With the same stretch-jeep as the day before I cruise out to the edge of the crescent-shaped dunes and start walking. Holding my phone-compass towards 35 degrees Northeast, I only spot shimmering white sand as far as the eye can see. With the sun rising up high, the loose sediment starts melting my feet (and I start regretting not having brought any flipflops or light shoes). This seems to be the perfect time to act childish and roll down the fair sized 40-meter dune sideways, straight into my new private pool. Drinking its waters while enjoying a swim, I’m all of a sudden aware that I’m wandering through a perfect oasis. Lagoons are born anew each year after 6 months of rainwater fill the basins in between the sculpted dunes. With every footstep, my toes are about to touch a spot that is constantly changing its shape due to the northeast wind, which is relentless driving the sand as far as 50 kilometers inland – A superb example of inconsistency, easy to mirror this sentiment to the life of an observer and all matters. Since the whole area is in persistent motion, there is no point in having a map – it would be completely useless anyway.

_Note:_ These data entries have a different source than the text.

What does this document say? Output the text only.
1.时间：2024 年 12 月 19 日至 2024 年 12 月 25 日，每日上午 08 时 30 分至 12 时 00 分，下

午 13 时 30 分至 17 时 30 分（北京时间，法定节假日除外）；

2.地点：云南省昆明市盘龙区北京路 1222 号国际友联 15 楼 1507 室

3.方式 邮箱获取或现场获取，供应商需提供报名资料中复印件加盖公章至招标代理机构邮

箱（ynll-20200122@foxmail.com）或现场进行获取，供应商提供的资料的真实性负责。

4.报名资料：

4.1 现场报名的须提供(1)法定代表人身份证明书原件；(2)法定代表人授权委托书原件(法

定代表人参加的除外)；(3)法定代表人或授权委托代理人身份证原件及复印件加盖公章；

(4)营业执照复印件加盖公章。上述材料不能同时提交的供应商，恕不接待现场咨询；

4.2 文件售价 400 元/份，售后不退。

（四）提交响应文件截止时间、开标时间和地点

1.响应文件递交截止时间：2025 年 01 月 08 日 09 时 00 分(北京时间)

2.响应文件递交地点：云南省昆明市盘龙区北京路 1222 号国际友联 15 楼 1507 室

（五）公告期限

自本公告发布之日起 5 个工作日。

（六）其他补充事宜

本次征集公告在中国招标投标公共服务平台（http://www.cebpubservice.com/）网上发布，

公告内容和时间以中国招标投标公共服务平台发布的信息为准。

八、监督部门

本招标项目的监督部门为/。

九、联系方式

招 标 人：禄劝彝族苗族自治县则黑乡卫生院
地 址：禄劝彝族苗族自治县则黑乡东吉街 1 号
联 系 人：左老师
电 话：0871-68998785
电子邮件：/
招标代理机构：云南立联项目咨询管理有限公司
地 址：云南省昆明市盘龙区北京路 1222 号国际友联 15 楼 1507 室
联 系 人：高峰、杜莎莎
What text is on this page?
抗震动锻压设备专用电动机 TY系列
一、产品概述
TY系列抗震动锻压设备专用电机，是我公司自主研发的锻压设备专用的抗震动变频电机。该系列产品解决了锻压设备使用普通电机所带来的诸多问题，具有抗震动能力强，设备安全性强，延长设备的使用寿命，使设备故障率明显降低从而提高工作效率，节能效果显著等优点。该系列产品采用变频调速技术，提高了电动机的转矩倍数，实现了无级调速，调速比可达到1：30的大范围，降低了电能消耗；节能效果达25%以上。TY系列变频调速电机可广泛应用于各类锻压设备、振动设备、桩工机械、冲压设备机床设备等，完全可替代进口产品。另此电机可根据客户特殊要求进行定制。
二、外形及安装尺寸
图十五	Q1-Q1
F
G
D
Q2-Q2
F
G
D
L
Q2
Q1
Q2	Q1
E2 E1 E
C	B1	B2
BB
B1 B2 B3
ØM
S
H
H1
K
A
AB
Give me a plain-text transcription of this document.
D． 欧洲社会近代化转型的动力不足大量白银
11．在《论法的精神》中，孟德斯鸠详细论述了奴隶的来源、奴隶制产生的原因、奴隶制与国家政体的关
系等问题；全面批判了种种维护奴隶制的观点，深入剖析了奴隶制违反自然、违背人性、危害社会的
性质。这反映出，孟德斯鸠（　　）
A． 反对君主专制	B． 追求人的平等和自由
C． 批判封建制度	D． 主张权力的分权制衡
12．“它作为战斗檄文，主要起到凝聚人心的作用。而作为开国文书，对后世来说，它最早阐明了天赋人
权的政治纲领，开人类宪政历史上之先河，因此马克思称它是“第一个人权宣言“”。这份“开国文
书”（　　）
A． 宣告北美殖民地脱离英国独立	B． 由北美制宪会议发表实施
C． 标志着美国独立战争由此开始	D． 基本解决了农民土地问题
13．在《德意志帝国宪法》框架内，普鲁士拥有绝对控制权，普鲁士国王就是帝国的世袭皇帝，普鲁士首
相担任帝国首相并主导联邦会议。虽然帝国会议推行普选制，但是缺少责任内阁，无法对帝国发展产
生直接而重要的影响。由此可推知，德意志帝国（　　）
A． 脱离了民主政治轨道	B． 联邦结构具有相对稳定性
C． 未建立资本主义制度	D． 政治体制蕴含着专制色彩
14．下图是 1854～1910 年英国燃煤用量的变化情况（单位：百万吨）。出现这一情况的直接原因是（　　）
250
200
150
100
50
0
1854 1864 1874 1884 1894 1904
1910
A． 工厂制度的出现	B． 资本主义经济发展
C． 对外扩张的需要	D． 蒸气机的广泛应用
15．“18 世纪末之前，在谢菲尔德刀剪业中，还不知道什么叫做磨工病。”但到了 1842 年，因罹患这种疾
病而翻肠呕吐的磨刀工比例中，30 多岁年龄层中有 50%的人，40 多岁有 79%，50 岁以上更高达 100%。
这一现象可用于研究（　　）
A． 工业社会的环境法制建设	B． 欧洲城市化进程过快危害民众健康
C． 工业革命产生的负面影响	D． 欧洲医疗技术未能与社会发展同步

The wind is picking up, turning my attempts to pitch the tent into a farce. Fortunately, there is no one around to witness how I’m running after certain parts of my tent which currently are flying in all directions. Pitching a tent into the loose ground without weights ain’t easy. Although more concerning is the storm that is brewing closeby. How was that again with lightnings striking the tallest object in the area? Overlooking the scene, there aren’t that many tall objects, except myself. To my surprise, the storm turns westwards, revealing a night sky lavished with stars.
Waking up with the first sunlight at the edge of a private swimming pool which currently echoes pinkish clouds on its surface – I still feel like dreaming. This time in a good way. Since I’m not used to experience solitude in fair distance from civilization, I was facing weird nightmares the night before, unconsciously sorting out unprocessed fears.
My phone battery is already at its end. However, I’m better off walking around or swimming through the half-moon-shaped pools, trying to obtain a more or less straight course towards the Atlantic. After some hours of meandering through the fine sand, I make out a noise which I believe is the rumbling ocean on the rim of the park’s 70 kilometers long shoreline. Climbing up a slightly higher dune, I gain a better overview, and yes, there it is! The majestic Atlantic. I won’t hurry since I have still enough food for today and the area is just too spectacular to be leaving it too soon. Yet, another blissful afternoon at one of the crystal clear pools followed by a vibrant sunset is awaiting. Pure romance – per se a natural rehabilitation clinic for addicts of social networks and refugees of the classic 9-5 working life.
Chased by angry Arctic Terns protecting their nests as well as a bunch of inquisitive kids I reach the charming fishing village Atins after the estimated three days of walking. Gently, I split my self-procured coconut, only surrounded by a herd of cows which apparently seem to enjoy the setting sun altogether, I slowly take my leave out of this magical setting.